The presence of slow–fast Hopf (or singular Hopf) points in slow–fast systems in the plane is often deduced from the shape of a vector field brought into normal form. It can however be quite cumbersome to put a system in normal form. In De Maesschalck et al. (Canards from birth to transition, 2020), Wechselberger (Geometric singular perturbation theory beyond the standard form, Springer, New York, 2020) and Jelbart and Wechselberger (Nonlinearity 33(5):2364–2408, 2020) an intrinsic presentation of slow–fast vector fields is initiated, showing hands-on formulas to check for the presence of such singular contact points. We generalize the results in the sense that the criticality of the Hopf bifurcation can be checked with a single formula. We demonstrate the result on a slow–fast system given in non-standard form where slow and fast variables are not separated from each other.
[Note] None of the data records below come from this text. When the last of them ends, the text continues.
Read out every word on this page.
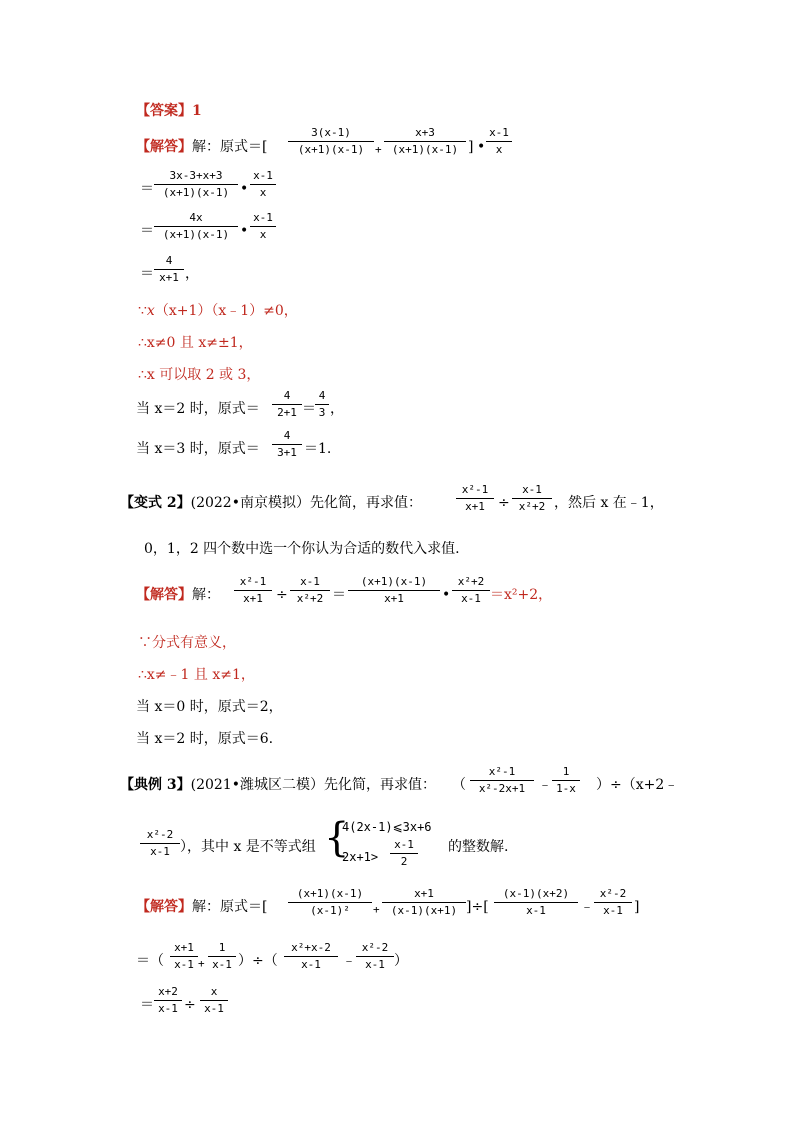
【答案】1
【解答】解：原式＝[
3(x-1)
(x+1)(x-1) +
x+3
(x+1)(x-1) ] •
x-1
x
＝
3x-3+x+3
(x+1)(x-1) •
x-1
x
＝
4x
(x+1)(x-1) •
x-1
x
＝
4
x+1 ，
∵x（x+1）（x﹣1）≠0，
∴x≠0 且 x≠±1，
∴x 可以取 2 或 3，
当 x＝2 时，原式＝
4
2+1 ＝
4
3 ，
当 x＝3 时，原式＝
4
3+1 ＝1.
【变式 2】(2022•南京模拟）先化简，再求值：
x²-1
x+1 ÷
x-1
x²+2 ，然后 x 在﹣1，
0，1，2 四个数中选一个你认为合适的数代入求值.
【解答】解：
x²-1
x+1 ÷
x-1
x²+2 ＝
(x+1)(x-1)
x+1	•
x²+2
x-1 ＝x²+2，
∵分式有意义，
∴x≠﹣1 且 x≠1，
当 x＝0 时，原式＝2，
当 x＝2 时，原式＝6.
【典例 3】(2021•潍城区二模）先化简，再求值： （
x²-1
x²-2x+1 ﹣
1
1-x ）÷（x+2﹣
x²-2
x-1 ），其中 x 是不等式组 {
4(2x-1)⩽3x+6
2x+1>
x-1
2
的整数解.
【解答】解：原式＝[
(x+1)(x-1)
(x-1)²	+
x+1
(x-1)(x+1) ]÷[
(x-1)(x+2)
x-1	﹣
x²-2
x-1 ]
＝（
x+1
x-1 +
1
x-1 ）÷（
x²+x-2
x-1	﹣
x²-2
x-1 ）
＝
x+2
x-1 ÷
x
x-1
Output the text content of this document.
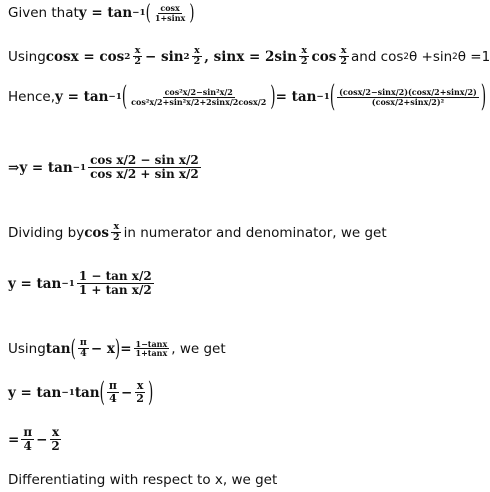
Given that y = tan −1 ( $\frac{\cos x}{1+\sin x}$ )
Using $\cos x = \cos 2 \frac{x}{2} - \sin 2 \frac{x}{2}$ , $\sin x = 2\sin \frac{x}{2}$ $\cos \frac{x}{2}$ and cos 2 θ +sin 2 θ =1
Hence, y = tan −1 ( $\frac{\text{cos²x/2−sin²x/2}}{\text{cos²x/2+sin²x/2+2sinx/2cosx/2}}$ ) = tan −1 ( $\frac{(\cos x/2-\sin x/2)(\cos x/2+\sin x/2)}{\text{(cosx/2+sinx/2)²}}$ )
⇒ $y = \tan -1 \frac{\text{cos x/2 − sin x/2}}{\text{cos x/2 + sin x/2}}$
Dividing by $\cos \frac{x}{2}$ in numerator and denominator, we get
$y = \tan -1 \frac{\text{1 − tan x/2}}{\text{1 + tan x/2}}$
Using tan ( $\frac{\pi}{4} - x$ ) = $\frac{1-\tan x}{1+\tan x}$ , we get
y = tan −1 tan ( $\frac{\pi}{4} - \frac{x}{2}$ )
= $\frac{\pi}{4} - \frac{x}{2}$
Differentiating with respect to x, we get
The formula is convenient since it does not require any parameterization of the critical curve.

平面中慢速系统中慢速Hopf（或奇异的Hopf）点的存在通常是根据带成正常形式的矢量场的形状推断出来的。但是，以正常形式放置系统可能非常麻烦。在De Maesschalck等人中。（从出生到过渡期的鸭，2020年），韦氏（超越标准形式的几何奇异摄动理论，施普林格，纽约，2020年）和耶尔伯特和韦氏（非线性（33（5）：2364–2408，2020））将启动–fast向量字段，其中显示了动手公式来检查此类奇异触点的存在。我们可以用一个公式来检查Hopf分叉的临界度，从而概括结果。我们以非标准形式给出的慢速系统演示了结果，其中慢速变量和快速变量没有彼此分开。该公式很方便，因为它不需要对关键曲线进行任何参数化。